The suit will therefore be remanded to the United States District Court for the Northern District of New York for further proceedings.

Concurrences

Justice Brown Jackson wrote separately to stress her view that while governmental coercion can implicate the First Amendment, such coercion is not always tantamount to a violation of freedom of speech and other First Amendment rights and that one must analyze whether the coercion does in fact violate a party's right to freedom of speech.  

Justice Gorsuch also wrote separately and posited that while the majority opinions provided "guideposts," there may indeed be a violation of the First Amendment whether or not any guideposts are found.  In other words, the ultimate test is whether the offending action "could be reasonably understood to convey a threat of adverse government action in order to punish or suppress the plaintiff's speech.” (Id., p. 25.)

Analysis 

It is difficult to imagine how Judges Pooler, Chin, and Carney of the Second Circuit could have come to a more wrong decision.  Indeed, the Solicitor General of the United States (a Biden appointee, no less) filed an amicus brief in support of vacating the Second Circuit's opinion. The ease with which Vullo was apparently able to intimidate a sophisticated nationwide entity such as Chubb into terminating a program providing liability insurance to gun owners, a result that no reasonable person could argue would be beneficial to victims of gun violence, is also disheartening.

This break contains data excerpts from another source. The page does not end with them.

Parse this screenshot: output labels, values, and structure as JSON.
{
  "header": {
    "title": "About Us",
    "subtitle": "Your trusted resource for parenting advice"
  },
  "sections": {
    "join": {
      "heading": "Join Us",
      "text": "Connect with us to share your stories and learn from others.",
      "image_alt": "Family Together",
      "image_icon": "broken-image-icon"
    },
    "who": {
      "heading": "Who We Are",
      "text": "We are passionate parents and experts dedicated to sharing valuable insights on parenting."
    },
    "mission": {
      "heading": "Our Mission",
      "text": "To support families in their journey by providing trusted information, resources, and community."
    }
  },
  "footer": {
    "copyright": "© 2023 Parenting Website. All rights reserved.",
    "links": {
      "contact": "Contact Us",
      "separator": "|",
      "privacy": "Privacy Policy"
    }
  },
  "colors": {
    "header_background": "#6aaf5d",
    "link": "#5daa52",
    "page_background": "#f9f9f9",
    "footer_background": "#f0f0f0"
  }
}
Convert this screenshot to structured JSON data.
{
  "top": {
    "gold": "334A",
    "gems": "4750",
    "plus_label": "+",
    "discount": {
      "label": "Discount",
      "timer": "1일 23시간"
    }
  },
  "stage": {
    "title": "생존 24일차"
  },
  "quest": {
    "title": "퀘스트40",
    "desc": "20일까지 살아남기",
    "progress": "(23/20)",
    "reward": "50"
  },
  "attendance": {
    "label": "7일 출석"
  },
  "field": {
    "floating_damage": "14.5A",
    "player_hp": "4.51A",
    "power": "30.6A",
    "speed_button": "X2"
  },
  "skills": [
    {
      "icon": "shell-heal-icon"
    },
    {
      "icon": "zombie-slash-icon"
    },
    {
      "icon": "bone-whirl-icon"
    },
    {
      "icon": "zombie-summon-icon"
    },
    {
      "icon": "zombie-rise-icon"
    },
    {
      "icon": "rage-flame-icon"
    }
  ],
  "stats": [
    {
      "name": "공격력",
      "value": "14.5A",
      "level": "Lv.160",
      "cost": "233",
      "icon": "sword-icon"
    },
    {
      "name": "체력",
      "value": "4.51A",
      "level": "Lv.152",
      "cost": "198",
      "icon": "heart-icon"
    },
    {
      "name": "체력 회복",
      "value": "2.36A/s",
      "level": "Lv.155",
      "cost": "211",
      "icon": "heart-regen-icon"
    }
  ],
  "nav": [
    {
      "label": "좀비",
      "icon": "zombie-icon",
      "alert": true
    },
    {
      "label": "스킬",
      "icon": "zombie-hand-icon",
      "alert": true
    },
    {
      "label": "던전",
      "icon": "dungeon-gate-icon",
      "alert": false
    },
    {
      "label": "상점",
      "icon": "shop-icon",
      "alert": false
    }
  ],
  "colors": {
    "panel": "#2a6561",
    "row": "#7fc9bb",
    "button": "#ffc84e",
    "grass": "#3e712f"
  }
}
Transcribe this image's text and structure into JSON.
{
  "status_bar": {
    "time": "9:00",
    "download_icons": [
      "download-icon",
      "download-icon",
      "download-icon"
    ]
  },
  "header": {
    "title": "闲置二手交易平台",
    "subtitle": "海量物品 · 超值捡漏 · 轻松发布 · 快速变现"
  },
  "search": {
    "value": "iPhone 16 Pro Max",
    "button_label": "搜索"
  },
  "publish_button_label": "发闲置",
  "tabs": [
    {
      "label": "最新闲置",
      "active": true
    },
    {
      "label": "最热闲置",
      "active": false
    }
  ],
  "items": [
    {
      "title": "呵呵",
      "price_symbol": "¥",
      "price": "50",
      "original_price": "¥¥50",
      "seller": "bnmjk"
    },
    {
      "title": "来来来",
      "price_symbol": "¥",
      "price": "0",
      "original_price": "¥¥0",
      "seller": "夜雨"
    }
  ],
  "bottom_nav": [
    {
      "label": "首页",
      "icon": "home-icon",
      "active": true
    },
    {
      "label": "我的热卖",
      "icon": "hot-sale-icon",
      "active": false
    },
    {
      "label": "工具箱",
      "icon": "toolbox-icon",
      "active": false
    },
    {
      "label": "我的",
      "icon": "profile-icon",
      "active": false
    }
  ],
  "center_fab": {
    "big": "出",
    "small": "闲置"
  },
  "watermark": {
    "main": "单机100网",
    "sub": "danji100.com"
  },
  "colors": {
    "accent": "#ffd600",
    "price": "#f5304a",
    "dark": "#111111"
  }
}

There should be no doubt, then, that the actions of New York's government, currently led by Governor Kathy Hochel (who could have put a stop to this anti-liberty nonsense by settling this action) were both unconstitutional and blatantly authoritarian.  So much so, in fact, that this should cause grave concern for anyone who lives in, does business with, or even visits New York.  One can imagine such Stalinist abusive tactics being used against, for example, the Sierra Club if they were to lobby against fracking or oil drilling and another state government were to find these actions against the interests of its citizens.  It would be equally odious if such a government would press banks and other financial institutions to cease doing business with the Sierra Club notwithstanding the fact their actions are protected activity under the First Amendment.

Finally, the fact a decision was issued in a timely fashion in a case of such import indicates the Court can move quickly where the outcome is determined by settled Constitutional principles.  It is sad to say that this is not always the case, as the Court often appears to be bogged down by dissenting opinions in cases decided by the vote of one or two justices where the dissenting justices, for want of a better word, simply refuse to acknowledge the clear language of our nation's founding document.